Die Forscher gewannen für ihre Untersuchung 15 Mathematiker, deren Aufgabe darin bestand, 60 Formeln auf einer Skala von minus 5 bis plus 5 als hässlich oder schön einzustufen. Zwei Wochen später wurden den Probanden die Formeln erneut vorgelegt, währenddessen ein Magnetresonanztomograph ihre Hirnaktivität aufzeichnete. Ergebnis: Je stärker eine Formel als schön eingestuft worden war, desto höher war die Aktivität im medialen orbitofrontalen Cortex, einer Region des Großhirns, die auch an der Wahrnehmung von Schönheit in Kunst und Musik beteiligt ist. (»Frontiers in Human Neuroscience»«, Bd. 8, S. 1ff.)

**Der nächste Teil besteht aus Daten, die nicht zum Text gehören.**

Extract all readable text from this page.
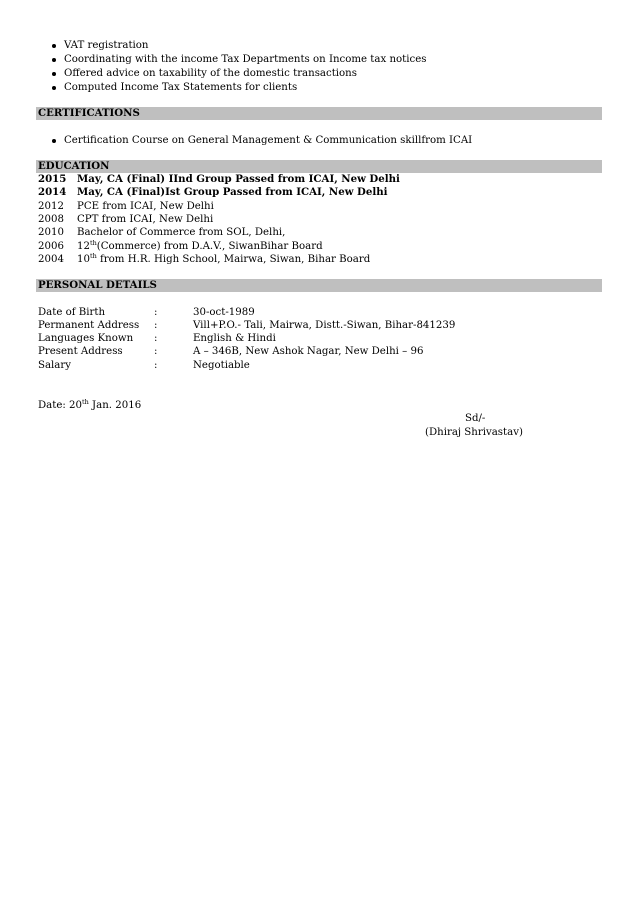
VAT registration
Coordinating with the income Tax Departments on Income tax notices
Offered advice on taxability of the domestic transactions
Computed Income Tax Statements for clients
CERTIFICATIONS
Certification Course on General Management & Communication skillfrom ICAI
EDUCATION
2015 May, CA (Final) IInd Group Passed from ICAI, New Delhi
2014 May, CA (Final)Ist Group Passed from ICAI, New Delhi
2012 PCE from ICAI, New Delhi
2008 CPT from ICAI, New Delhi
2010 Bachelor of Commerce from SOL, Delhi,
2006 12th(Commerce) from D.A.V., SiwanBihar Board
2004 10th from H.R. High School, Mairwa, Siwan, Bihar Board
PERSONAL DETAILS
Date of Birth	:	30-oct-1989
Permanent Address :	Vill+P.O.- Tali, Mairwa, Distt.-Siwan, Bihar-841239
Languages Known :	English & Hindi
Present Address	:	A – 346B, New Ashok Nagar, New Delhi – 96
Salary	:	Negotiable
Date: 20th Jan. 2016
Sd/-
(Dhiraj Shrivastav)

Als ästhetisch besonders ansprechend empfanden die Probanden neben dem Satz des Pythagoras eine Formel von Leonard Euler, die die Zahlen 0 und 1 sowie drei fundamentale Konstanten, die Eulersche Zahl e, die Kreiszahl π und die imaginäre Einheit i, miteinander verknüpft: eiπ + 1 = 0.
Wenn er die Wahl hätte zwischen einer mathematisch schönen Theorie und einer hässlichen, die jedoch mit gewissen Versuchsergebnissen übereinstimmte, sagte der Mathematiker Hermann Weyl einmal, würde er sich für die schöne Theorie entscheiden. Auch Atiyah ist überzeugt, dass die ästhetische Wahrnehmung von Mathematikern ein oftmals verlässlicher Wegweiser zur Erkenntnis sei, zumal sich Vermutungen auf mathematischem Gebiet nicht experimentell überprüfen ließen.
An dem geschilderten Experiment nahmen wie gesagt ebenfalls nur Mathematiker teil. Das legt den Schluss nahe, dass deren ästhetische Wahrnehmung von Formeln etwas mit ihrer Berufserfahrung zu tun hat – die natürlich auch in die Irre führen kann. Denn sowohl die Riemannsche Funktionalgleichung, die in der analytischen Zahlentheorie Anwendung findet, als auch die genäherte Darstellung der Zahl π durch den Inder Srinivasa Ramanujan (1887-1920), wurden von den Probanden als eher hässlich eingestuft. Letzteres ist insofern amüsant, als gerade Ramanujan es war, der als Autodidakt den Mathematikern komplizierte Formeln vorlegte, die er selbst nicht beweisen konnte. Dennoch waren viele korrekt. Wie Ramanujan dieses geniale Kunststück fertigbrachte, weiß bis heute niemand so recht zu erklären.